Configuration Key Metric Notes
Full HATS Best Complete model
w/o HDE Significant drop Random exploration fails to cover ambiguous scenarios
w/o AGR Moderate drop Uncorrected trajectories contain semantic misalignment
w/o closed-loop feedback Drop HDE and AGR operating independently are weaker than the closed loop

Key Findings

  • Semantically ambiguous actions constitute a small fraction of existing datasets yet are critical for generalization — HATS substantially increases their presence through targeted collection.
  • The closed-loop design outperforms the two modules operating independently — error patterns discovered by AGR demonstrably improve HDE's exploration strategy.
  • Agents trained with HATS consistently outperform SOTA baselines across multiple diverse GUI environments, demonstrating strong cross-environment generalization.
  • The hardness signal gradually converges over training iterations, indicating that the framework automatically learns the truly difficult interaction patterns in the environment.

Highlights & Insights

  • Depth of problem formulation: Rather than simply "generating more data" or "filtering better," the paper precisely pinpoints "semantically ambiguous actions" as the neglected root cause — the problem analysis is more valuable than the technical solution itself.
  • Elegance of the closed-loop design: The exploration module produces data, the refinement module validates quality, and quality feedback guides exploration — this self-improving data flywheel mechanism is both simple and effective.
  • Transferable paradigm: The "identify hard samples → actively collect → verify and repair" data production paradigm is broadly applicable to agent training in domains such as robotic control and code generation.

Limitations & Future Work

  • The specific metrics for hardness quantification (how to compute contextual/sequential/visual ambiguity) rely on heuristic design and may require adaptation for different GUI environments.
  • The AGR module itself depends on a capable VLM to judge alignment quality, introducing an additional model dependency.
  • The current framework focuses on web and mobile GUI; coverage of complex interactions in desktop applications (e.g., IDEs, design tools) is insufficient.
  • Future work could incorporate the hardness signal into the training phase as curriculum learning (easy before hard), rather than using it solely during data synthesis.
  • vs.

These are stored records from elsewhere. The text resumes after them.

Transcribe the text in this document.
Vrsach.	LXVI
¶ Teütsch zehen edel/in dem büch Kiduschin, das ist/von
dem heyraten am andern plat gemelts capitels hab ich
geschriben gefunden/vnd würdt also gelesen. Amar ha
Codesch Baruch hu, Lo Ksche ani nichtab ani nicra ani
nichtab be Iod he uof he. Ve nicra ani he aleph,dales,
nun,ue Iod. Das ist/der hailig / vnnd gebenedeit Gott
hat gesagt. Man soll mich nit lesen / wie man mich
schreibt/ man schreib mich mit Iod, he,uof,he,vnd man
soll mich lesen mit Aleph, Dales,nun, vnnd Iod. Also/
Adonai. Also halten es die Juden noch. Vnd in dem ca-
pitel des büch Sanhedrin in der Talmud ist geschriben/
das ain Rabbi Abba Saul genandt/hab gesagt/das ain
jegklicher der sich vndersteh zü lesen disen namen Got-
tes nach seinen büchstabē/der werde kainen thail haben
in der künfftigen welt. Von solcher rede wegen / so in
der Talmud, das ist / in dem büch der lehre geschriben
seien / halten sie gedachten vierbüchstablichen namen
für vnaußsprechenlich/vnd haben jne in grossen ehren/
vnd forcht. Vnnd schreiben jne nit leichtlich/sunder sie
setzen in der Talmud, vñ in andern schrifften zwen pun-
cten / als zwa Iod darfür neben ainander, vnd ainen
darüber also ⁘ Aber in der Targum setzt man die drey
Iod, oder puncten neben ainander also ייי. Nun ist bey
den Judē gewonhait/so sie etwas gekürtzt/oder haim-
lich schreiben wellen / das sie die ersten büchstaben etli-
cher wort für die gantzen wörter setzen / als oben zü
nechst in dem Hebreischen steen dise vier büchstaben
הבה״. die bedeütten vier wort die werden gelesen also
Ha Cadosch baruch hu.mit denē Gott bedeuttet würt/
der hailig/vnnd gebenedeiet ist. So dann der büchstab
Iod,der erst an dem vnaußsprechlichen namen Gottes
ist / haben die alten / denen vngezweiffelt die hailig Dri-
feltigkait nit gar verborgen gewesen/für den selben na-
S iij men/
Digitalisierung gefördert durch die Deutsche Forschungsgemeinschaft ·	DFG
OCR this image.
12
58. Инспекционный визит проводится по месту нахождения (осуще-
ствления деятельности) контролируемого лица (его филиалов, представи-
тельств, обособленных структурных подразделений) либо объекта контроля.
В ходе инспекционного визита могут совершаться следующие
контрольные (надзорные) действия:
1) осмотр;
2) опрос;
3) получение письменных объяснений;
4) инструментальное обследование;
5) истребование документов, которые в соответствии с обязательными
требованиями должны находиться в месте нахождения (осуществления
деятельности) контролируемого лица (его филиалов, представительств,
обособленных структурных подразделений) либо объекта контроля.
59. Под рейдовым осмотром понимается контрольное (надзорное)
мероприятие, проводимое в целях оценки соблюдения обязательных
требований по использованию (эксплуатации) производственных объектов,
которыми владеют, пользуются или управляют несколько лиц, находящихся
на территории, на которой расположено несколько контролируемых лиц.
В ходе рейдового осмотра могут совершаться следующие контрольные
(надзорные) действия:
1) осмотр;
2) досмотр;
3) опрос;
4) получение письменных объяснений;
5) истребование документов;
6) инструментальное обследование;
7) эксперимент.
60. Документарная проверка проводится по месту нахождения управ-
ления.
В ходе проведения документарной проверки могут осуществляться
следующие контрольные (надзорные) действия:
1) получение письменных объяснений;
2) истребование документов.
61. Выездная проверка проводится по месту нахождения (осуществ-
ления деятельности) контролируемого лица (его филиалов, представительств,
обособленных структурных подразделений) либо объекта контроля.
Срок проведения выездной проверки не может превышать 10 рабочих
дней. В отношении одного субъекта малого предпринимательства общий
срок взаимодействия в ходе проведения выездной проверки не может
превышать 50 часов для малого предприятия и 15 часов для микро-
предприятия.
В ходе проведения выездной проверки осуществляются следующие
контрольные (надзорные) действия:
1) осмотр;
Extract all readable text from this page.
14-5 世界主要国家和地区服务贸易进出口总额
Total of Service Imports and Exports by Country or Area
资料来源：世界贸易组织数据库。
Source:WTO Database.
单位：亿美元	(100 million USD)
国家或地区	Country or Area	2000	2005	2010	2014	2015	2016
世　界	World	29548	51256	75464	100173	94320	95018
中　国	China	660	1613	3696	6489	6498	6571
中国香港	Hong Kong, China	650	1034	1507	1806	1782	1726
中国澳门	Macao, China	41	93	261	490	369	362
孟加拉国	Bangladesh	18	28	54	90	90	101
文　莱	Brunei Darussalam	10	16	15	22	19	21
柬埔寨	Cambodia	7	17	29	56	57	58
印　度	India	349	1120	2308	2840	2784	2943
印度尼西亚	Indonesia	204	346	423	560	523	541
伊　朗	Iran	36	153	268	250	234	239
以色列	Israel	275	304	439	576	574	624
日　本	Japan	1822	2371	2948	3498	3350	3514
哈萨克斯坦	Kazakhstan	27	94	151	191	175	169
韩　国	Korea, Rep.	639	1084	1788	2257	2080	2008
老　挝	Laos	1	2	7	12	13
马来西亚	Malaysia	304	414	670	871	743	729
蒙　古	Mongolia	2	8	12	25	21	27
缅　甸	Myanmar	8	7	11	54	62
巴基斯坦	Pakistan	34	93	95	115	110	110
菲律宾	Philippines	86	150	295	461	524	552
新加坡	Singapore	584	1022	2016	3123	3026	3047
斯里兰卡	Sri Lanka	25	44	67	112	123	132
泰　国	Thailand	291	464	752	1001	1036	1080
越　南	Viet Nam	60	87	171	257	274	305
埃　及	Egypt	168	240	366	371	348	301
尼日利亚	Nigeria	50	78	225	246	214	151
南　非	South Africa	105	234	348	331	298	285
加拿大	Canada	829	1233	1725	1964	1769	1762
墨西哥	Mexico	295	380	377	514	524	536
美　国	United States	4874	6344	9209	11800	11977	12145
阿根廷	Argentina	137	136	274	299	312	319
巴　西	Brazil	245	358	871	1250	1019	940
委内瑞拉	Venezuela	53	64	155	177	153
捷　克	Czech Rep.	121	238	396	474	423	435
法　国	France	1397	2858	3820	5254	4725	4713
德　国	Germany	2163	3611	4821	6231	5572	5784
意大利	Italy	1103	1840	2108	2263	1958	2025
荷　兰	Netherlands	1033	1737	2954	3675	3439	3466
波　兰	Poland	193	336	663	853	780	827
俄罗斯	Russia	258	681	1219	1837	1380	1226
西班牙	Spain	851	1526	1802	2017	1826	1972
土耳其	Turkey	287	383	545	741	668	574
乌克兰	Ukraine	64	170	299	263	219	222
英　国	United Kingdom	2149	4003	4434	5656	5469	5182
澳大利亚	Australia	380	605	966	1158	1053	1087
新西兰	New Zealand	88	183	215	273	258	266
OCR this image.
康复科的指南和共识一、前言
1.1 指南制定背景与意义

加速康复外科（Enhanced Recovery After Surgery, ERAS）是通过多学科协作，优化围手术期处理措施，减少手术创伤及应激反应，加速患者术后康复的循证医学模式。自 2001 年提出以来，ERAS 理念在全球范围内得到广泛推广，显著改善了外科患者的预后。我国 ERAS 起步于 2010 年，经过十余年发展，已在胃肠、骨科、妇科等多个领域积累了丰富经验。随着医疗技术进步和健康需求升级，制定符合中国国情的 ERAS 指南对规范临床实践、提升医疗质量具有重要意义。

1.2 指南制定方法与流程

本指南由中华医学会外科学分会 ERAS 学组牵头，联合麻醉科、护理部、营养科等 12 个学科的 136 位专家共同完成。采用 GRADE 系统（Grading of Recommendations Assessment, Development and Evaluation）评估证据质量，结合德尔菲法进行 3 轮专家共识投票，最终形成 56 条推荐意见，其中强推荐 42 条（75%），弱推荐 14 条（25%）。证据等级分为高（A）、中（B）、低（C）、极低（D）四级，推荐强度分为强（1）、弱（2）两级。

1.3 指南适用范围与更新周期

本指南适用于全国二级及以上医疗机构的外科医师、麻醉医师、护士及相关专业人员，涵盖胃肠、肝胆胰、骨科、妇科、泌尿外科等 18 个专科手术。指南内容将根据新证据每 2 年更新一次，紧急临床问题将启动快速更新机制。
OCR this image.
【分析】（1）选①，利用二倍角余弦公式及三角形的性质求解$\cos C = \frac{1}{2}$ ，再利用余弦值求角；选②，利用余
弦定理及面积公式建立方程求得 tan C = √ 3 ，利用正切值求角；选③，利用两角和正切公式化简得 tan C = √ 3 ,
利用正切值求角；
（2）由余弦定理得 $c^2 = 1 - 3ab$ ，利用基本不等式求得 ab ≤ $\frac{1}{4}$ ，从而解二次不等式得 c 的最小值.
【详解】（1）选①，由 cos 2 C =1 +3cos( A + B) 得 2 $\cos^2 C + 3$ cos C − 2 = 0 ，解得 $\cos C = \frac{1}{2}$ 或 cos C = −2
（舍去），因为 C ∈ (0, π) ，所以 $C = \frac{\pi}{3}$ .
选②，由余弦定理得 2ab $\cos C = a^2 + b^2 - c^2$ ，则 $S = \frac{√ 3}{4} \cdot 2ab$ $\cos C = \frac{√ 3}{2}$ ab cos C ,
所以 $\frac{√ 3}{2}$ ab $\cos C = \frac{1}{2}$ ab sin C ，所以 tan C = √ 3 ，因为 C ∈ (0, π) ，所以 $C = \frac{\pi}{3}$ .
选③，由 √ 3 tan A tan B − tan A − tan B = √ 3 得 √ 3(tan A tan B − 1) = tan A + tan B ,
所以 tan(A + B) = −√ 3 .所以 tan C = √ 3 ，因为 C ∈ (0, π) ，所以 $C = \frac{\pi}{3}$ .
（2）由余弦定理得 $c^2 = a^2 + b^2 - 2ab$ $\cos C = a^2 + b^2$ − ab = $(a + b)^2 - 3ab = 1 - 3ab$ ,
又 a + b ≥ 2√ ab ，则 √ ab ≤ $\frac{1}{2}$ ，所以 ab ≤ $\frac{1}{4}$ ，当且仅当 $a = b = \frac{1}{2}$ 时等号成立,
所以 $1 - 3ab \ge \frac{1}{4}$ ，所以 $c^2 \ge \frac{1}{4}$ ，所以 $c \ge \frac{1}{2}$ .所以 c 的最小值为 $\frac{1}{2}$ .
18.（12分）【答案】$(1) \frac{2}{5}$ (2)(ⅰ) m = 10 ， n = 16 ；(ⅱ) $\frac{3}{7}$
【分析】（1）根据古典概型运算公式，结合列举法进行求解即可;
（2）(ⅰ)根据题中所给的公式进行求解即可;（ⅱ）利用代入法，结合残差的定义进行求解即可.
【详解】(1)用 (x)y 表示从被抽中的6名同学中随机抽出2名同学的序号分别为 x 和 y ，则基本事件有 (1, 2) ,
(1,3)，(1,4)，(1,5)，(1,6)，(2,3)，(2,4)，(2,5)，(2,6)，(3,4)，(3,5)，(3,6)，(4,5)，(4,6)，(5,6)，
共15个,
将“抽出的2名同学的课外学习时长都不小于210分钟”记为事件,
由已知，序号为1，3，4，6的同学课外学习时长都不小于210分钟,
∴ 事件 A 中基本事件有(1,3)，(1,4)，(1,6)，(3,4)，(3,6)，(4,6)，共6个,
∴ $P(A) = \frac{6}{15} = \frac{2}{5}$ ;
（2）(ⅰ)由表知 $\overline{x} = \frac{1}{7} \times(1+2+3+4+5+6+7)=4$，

WebVoyager/DigiRL et al.: Existing GUI agent data synthesis primarily relies on demonstration recording or reinforcement learning exploration. HATS's key distinction is explicitly modeling the semantic ambiguity of actions and designing the data production system around it.
  • vs. CogAgent/ShowUI: These methods focus on model architecture improvements (e.g., high-resolution understanding, UI element grounding), while HATS addresses generalization from a data quality perspective — the two approaches are complementary.
  • This work suggests that in agent training, "hardness-awareness" matters more than "data volume" — a carefully curated small set of high-quality hard samples may outperform a large collection of simple ones.

Rating

  • Novelty: ⭐⭐⭐⭐ The conceptual definition of "semantic ambiguity" and the closed-loop hardness-driven framework are clear highlights.
  • Experimental Thoroughness: ⭐⭐⭐⭐ Validated across multiple GUI benchmarks with ablations, though unavailability of the full HTML paper limits access to details.
  • Writing Quality: ⭐⭐⭐⭐ Problem motivation is articulated clearly; method description is well-structured.
  • Value: ⭐⭐⭐⭐ Provides a systematic solution to data quality issues in GUI agent training.